Stephen Tong, Music Director
Jakarta Simfonia Orchestra

MOZART The Marriage of Figaro
MOZART Cosi fan tutte Overture
MOZART Don Giovanni


BEETHOVEN Symphony No. 7 in A major, Op. 92
i. Poco sostenuto – vivace
ii. Allegretto
iii. Presto – Assai meno presto
iv. Allegro con brio

Wolfgang Amadeus Mozart
1756 | January 27 – 1791 | December 5

Duration approximately 16 minutes

Wolfgang Amadeus Mozart is undoubtedly one of the greatest prodigies in the classical music world. He started performing, touring around Europe, and even scribbled his first concerto at the age of five years old. He composed hundreds of different genres, including sonatas, concertos, symphonies, and operas.

Le Nozze de Figaro (The Marriage of Figaro) is an Opera Buffa (Comic Opera) composed by Mozart in 1786, with libretto (text for opera) by Lorenzo da Ponte, one of the famous Italian librettists. In the story, Figaro and Susanna wish to get married, meanwhile Count Almaviva - their employer - tries to seduce Susanna. The opera starts with a bubbling bright overture (a piece to set the mood before the curtain was actually opened). The form of the overture is a shortened version of sonata (often called sonatina), without the development section. It starts with the exposition section, introducing two themes, then jumps to recapitulation restating the theme, which is then followed by a coda.
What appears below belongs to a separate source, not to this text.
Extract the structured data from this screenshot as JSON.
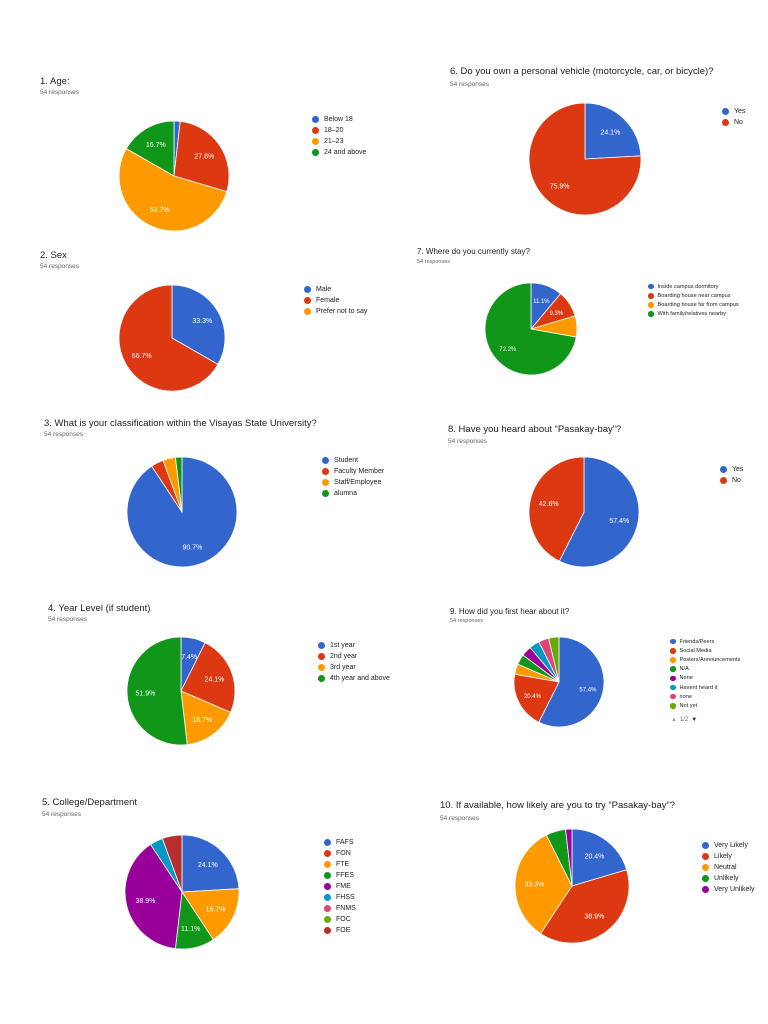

After the success of Le Nozze de Figaro in Vienna, Mozart and da Ponte wanted to make a new concept. Cosi Fan Tutte (They are All Like That) an idea derived from a real-life Viennese story, fulfilling Emperor Joseph II's long awaited suggestion. Don Alfonso and his friends attempted to prove that all women are the same in terms of infidelity. After informing the women that they are going to war, they arrange for two Albanian men to seduce the women. When the Albanians succeeded, this became a proof that Don Alfonso’s theory is right. The opera gained its popularity in the middle of the 20th century.

Don Giovanni premiered in Prague in 1787. As a noble yet arrogant man and a womanizer, Don Giovanni, abuses everybody until he encounters the punishment as a revenge from his action. Though Mozart himself classified this opera as Opera Buffa, Don Giovanni brings a totally different sound color to the stage which we can hear from the overture. The first few seconds of the overture shows the contrasting mood of dramma giocoso (drama with jokes) – very dark and tragic. It is then followed by energetic giocoso allegro to portray the Don Giovanni character.

1770 | December 17 – 1827 | March 26

Duration approximately 40 minutes

In 1813, Symphony no. 7 in A Major, Op. 92 had its debut concert to benefit the wounded Austrian and Bavarian soldiers at the battle of Hanau in the Napoleonic Wars. Conducted by Beethoven himself, the performance was well applauded as one of the peak of his career. By popular demand, the entire concert was repeated days later, raising more funds for the wounded soldiers.

As his “most excellent symphony” - a claim made by the conductor himself, the symphony provides us with rich melody, accompanied by intense and energetic tune.

The first movement begins with the introduction in a slow tempo, introducing a grand chord played by the orchestra, hindering the continuous oboe over a 2-bar phrase. This pattern continued by clarinet, horn, and bassoon, which then landed on flowing string phrases. However, the Poco Sostenuto introduction does not last for long. Beethoven then brings in a very energetic Vivace into the first movement.

In a completely different character, the second movement is serious, revere, yet fervent and noble. After wind introduction, the solemn rhythmic theme was introduced by the lower strings, in a soft dynamic, making it even more interesting with the pattern of dactyl (long, short - short, long, long) which haunts throughout this Allegretto movement. Intensity kept on building as upper strings layered on top of the lower strings, which winds and brass followed suit.

In a bright and bounce-like skipping meter, the third movement - Presto | Assai Meno Presto - begins its term. The driving energy in this scherzo is as exciting and vibrant as it can be, depicting fun passages that can be found in many country dances.

Fourth movement - Allegro con brio - opens with a short yet loud 2 sets of 1 measure passage, announcing its grand entrance, contrasting the energetic and vibrant music previously. The two chords introduction is like recalling the beginning of Symphony No. 3 with a much more fun twist and followed by recurring theme of sixteenth notes that forms the theme of the fourth movement. Its emphasis on the energized second beat gives the whole symphony a fiery finale ending.